Konon menurut masyarakat setempat, diareal masjid ini terdapat sumur yang dikeramatkan. Banyak orang yang datang demi tujuan untuk memohon kesembuhan dari penyakitnya, membayar nadzar, ataupun niat yang lainnya.
Masjid yang beralamatkan lengkap di Kecamatan Senapelan, Pekanbaru, Riau ini telah mengalami beberapa Renovasi. Yaitu pada tahun 1755 M, Renovasi dilakukan dengan pusat pelebaran daya tampung masjid. Lalu pada tahun 1810 M, pada masa pemerintahan Sultan Syarif Ali Jalil Syaifuddin, masjid ini kembali direnovasi dengan menambahkan fasilitas tempat berteduh untuk pada peziarah makam disekitar areal masjid. Dilanjutkan pad tahun 1940 M, ditambahkan sebuah pintu gerbang masjid yang menghadap ke arah timur.
Renovasi yang terakhir, yang terjadi pada tahun 1940 M merupakan hampir renovasi total dari masjid yang bisa disebut sudah “sangat tua” yaitu dari tahun pembangunannya 1755 sampai pada tahun 1940. Ini artinya masjid tersebut sudah berusia hampir 2 abad lamanya.
Renovasi total dilakukan karena masjid ini dinilai sudah tidak layak pakai, apalagi dari segi bangunannya yang sudah banyak yang rusak ditelan waktu. Untuk bagian renovasi yang paling terlihat adalah pada bagian arsitektur kubahnya, yang semula bergaya Kubah Bawang, menjadi Kubah dengan gaya khas negara Timur Tengah yang saat ini sedang menjadi trend di Indonesia. Kubah yang digunakan berjenis Kubah Beton yang bisa bertahan hingga puluhan tahun.

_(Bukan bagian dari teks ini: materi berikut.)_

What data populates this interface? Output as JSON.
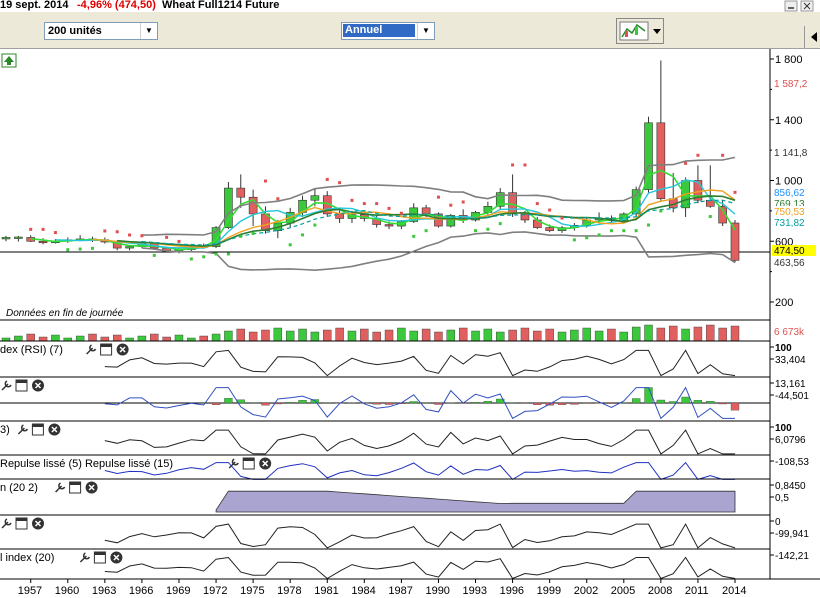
{
  "header": {
    "date": "19 sept. 2014",
    "change": "-4,96% (474,50)",
    "instrument": "Wheat Full1214 Future"
  },
  "toolbar": {
    "units_select": "200 unités",
    "period_select": "Annuel"
  },
  "colors": {
    "up": "#3cc83c",
    "down": "#e06060",
    "bollinger": "#7f7f7f",
    "sar": "#e05050",
    "ma_green": "#33dd33",
    "ma_dark": "#2e7d32",
    "ma_orange": "#f0a020",
    "ma_cyan": "#26c6da",
    "ma_dash": "#00a0a0",
    "indicator_fill": "#a9a4d0"
  },
  "main": {
    "footnote": "Données en fin de journée",
    "y_ticks": [
      "1 800",
      "1 400",
      "1 000",
      "600",
      "200"
    ],
    "price_labels": [
      {
        "text": "1 587,2",
        "color": "#e05050",
        "bg": "#ffffff"
      },
      {
        "text": "1 141,8",
        "color": "#333333",
        "bg": "#ffffff"
      },
      {
        "text": "856,62",
        "color": "#1e90ff",
        "bg": "#ffffff"
      },
      {
        "text": "769,13",
        "color": "#2e7d32",
        "bg": "#ffffff"
      },
      {
        "text": "750,53",
        "color": "#f0a020",
        "bg": "#ffffff"
      },
      {
        "text": "731,82",
        "color": "#00a0a0",
        "bg": "#ffffff"
      },
      {
        "text": "474,50",
        "color": "#000000",
        "bg": "#ffff00"
      },
      {
        "text": "463,56",
        "color": "#333333",
        "bg": "#ffffff"
      }
    ]
  },
  "volume": {
    "label": "6 673k"
  },
  "panels": [
    {
      "id": "rsi",
      "title": "dex (RSI) (7)",
      "values": [
        "100",
        "33,404"
      ]
    },
    {
      "id": "macd",
      "title": "",
      "values": [
        "13,161",
        "-44,501"
      ]
    },
    {
      "id": "stoch",
      "title": "3)",
      "values": [
        "100",
        "6,0796"
      ]
    },
    {
      "id": "repulse",
      "title": "Repulse lissé (5) Repulse lissé (15)",
      "values": [
        "-108,53"
      ]
    },
    {
      "id": "aroon",
      "title": "n (20 2)",
      "values": [
        "0,8450",
        "0,5"
      ]
    },
    {
      "id": "cci",
      "title": "",
      "values": [
        "0",
        "-99,941"
      ]
    },
    {
      "id": "index",
      "title": "l index (20)",
      "values": [
        "-142,21"
      ]
    }
  ],
  "xaxis": {
    "labels": [
      "1957",
      "1960",
      "1963",
      "1966",
      "1969",
      "1972",
      "1975",
      "1978",
      "1981",
      "1984",
      "1987",
      "1990",
      "1993",
      "1996",
      "1999",
      "2002",
      "2005",
      "2008",
      "2011",
      "2014"
    ]
  },
  "chart_data": {
    "type": "candlestick",
    "x_unit": "year",
    "ylim": [
      100,
      1850
    ],
    "candles": [
      {
        "year": 1955,
        "o": 620,
        "h": 635,
        "l": 600,
        "c": 625
      },
      {
        "year": 1956,
        "o": 620,
        "h": 635,
        "l": 598,
        "c": 628
      },
      {
        "year": 1957,
        "o": 625,
        "h": 640,
        "l": 595,
        "c": 600
      },
      {
        "year": 1958,
        "o": 600,
        "h": 620,
        "l": 580,
        "c": 595
      },
      {
        "year": 1959,
        "o": 595,
        "h": 615,
        "l": 585,
        "c": 600
      },
      {
        "year": 1960,
        "o": 600,
        "h": 625,
        "l": 590,
        "c": 610
      },
      {
        "year": 1961,
        "o": 610,
        "h": 640,
        "l": 600,
        "c": 615
      },
      {
        "year": 1962,
        "o": 615,
        "h": 630,
        "l": 595,
        "c": 610
      },
      {
        "year": 1963,
        "o": 610,
        "h": 625,
        "l": 585,
        "c": 595
      },
      {
        "year": 1964,
        "o": 595,
        "h": 605,
        "l": 540,
        "c": 555
      },
      {
        "year": 1965,
        "o": 555,
        "h": 575,
        "l": 540,
        "c": 565
      },
      {
        "year": 1966,
        "o": 565,
        "h": 600,
        "l": 555,
        "c": 585
      },
      {
        "year": 1967,
        "o": 585,
        "h": 590,
        "l": 545,
        "c": 555
      },
      {
        "year": 1968,
        "o": 555,
        "h": 565,
        "l": 525,
        "c": 535
      },
      {
        "year": 1969,
        "o": 535,
        "h": 560,
        "l": 520,
        "c": 545
      },
      {
        "year": 1970,
        "o": 545,
        "h": 580,
        "l": 535,
        "c": 570
      },
      {
        "year": 1971,
        "o": 570,
        "h": 585,
        "l": 555,
        "c": 565
      },
      {
        "year": 1972,
        "o": 565,
        "h": 700,
        "l": 555,
        "c": 690
      },
      {
        "year": 1973,
        "o": 690,
        "h": 990,
        "l": 680,
        "c": 950
      },
      {
        "year": 1974,
        "o": 950,
        "h": 1040,
        "l": 820,
        "c": 890
      },
      {
        "year": 1975,
        "o": 890,
        "h": 940,
        "l": 700,
        "c": 780
      },
      {
        "year": 1976,
        "o": 780,
        "h": 830,
        "l": 650,
        "c": 670
      },
      {
        "year": 1977,
        "o": 670,
        "h": 740,
        "l": 620,
        "c": 720
      },
      {
        "year": 1978,
        "o": 720,
        "h": 820,
        "l": 690,
        "c": 790
      },
      {
        "year": 1979,
        "o": 790,
        "h": 900,
        "l": 760,
        "c": 870
      },
      {
        "year": 1980,
        "o": 870,
        "h": 950,
        "l": 830,
        "c": 900
      },
      {
        "year": 1981,
        "o": 900,
        "h": 930,
        "l": 760,
        "c": 780
      },
      {
        "year": 1982,
        "o": 780,
        "h": 820,
        "l": 720,
        "c": 750
      },
      {
        "year": 1983,
        "o": 750,
        "h": 800,
        "l": 720,
        "c": 775
      },
      {
        "year": 1984,
        "o": 775,
        "h": 800,
        "l": 730,
        "c": 750
      },
      {
        "year": 1985,
        "o": 750,
        "h": 770,
        "l": 690,
        "c": 710
      },
      {
        "year": 1986,
        "o": 710,
        "h": 730,
        "l": 680,
        "c": 700
      },
      {
        "year": 1987,
        "o": 700,
        "h": 740,
        "l": 680,
        "c": 730
      },
      {
        "year": 1988,
        "o": 730,
        "h": 850,
        "l": 720,
        "c": 820
      },
      {
        "year": 1989,
        "o": 820,
        "h": 840,
        "l": 760,
        "c": 780
      },
      {
        "year": 1990,
        "o": 780,
        "h": 790,
        "l": 690,
        "c": 700
      },
      {
        "year": 1991,
        "o": 700,
        "h": 780,
        "l": 690,
        "c": 770
      },
      {
        "year": 1992,
        "o": 770,
        "h": 810,
        "l": 720,
        "c": 740
      },
      {
        "year": 1993,
        "o": 740,
        "h": 800,
        "l": 730,
        "c": 790
      },
      {
        "year": 1994,
        "o": 790,
        "h": 860,
        "l": 770,
        "c": 830
      },
      {
        "year": 1995,
        "o": 830,
        "h": 950,
        "l": 810,
        "c": 920
      },
      {
        "year": 1996,
        "o": 920,
        "h": 1040,
        "l": 760,
        "c": 780
      },
      {
        "year": 1997,
        "o": 780,
        "h": 800,
        "l": 720,
        "c": 740
      },
      {
        "year": 1998,
        "o": 740,
        "h": 760,
        "l": 680,
        "c": 690
      },
      {
        "year": 1999,
        "o": 690,
        "h": 710,
        "l": 660,
        "c": 670
      },
      {
        "year": 2000,
        "o": 670,
        "h": 700,
        "l": 655,
        "c": 690
      },
      {
        "year": 2001,
        "o": 690,
        "h": 720,
        "l": 670,
        "c": 705
      },
      {
        "year": 2002,
        "o": 705,
        "h": 760,
        "l": 690,
        "c": 740
      },
      {
        "year": 2003,
        "o": 740,
        "h": 790,
        "l": 720,
        "c": 750
      },
      {
        "year": 2004,
        "o": 750,
        "h": 770,
        "l": 720,
        "c": 735
      },
      {
        "year": 2005,
        "o": 735,
        "h": 790,
        "l": 720,
        "c": 780
      },
      {
        "year": 2006,
        "o": 780,
        "h": 960,
        "l": 760,
        "c": 940
      },
      {
        "year": 2007,
        "o": 940,
        "h": 1420,
        "l": 920,
        "c": 1380
      },
      {
        "year": 2008,
        "o": 1380,
        "h": 1790,
        "l": 860,
        "c": 880
      },
      {
        "year": 2009,
        "o": 880,
        "h": 1050,
        "l": 790,
        "c": 820
      },
      {
        "year": 2010,
        "o": 820,
        "h": 1020,
        "l": 760,
        "c": 1000
      },
      {
        "year": 2011,
        "o": 1000,
        "h": 1100,
        "l": 850,
        "c": 870
      },
      {
        "year": 2012,
        "o": 870,
        "h": 1100,
        "l": 820,
        "c": 830
      },
      {
        "year": 2013,
        "o": 830,
        "h": 870,
        "l": 700,
        "c": 720
      },
      {
        "year": 2014,
        "o": 720,
        "h": 740,
        "l": 460,
        "c": 474.5
      }
    ]
  }
}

Selain digunakan untuk tempat beribadah masyarakat sekitar, masjid ini juga sudah menjadi tempat tujuan wisata religius dari dalam negeri maupun mancanegara. Termasuk didalamnya terdapat beberapa fasilitas pendidikan Madrasah, yang dibangun untuk mencerdaskan kehidupan anak-anak diwilayah sekitar masjid.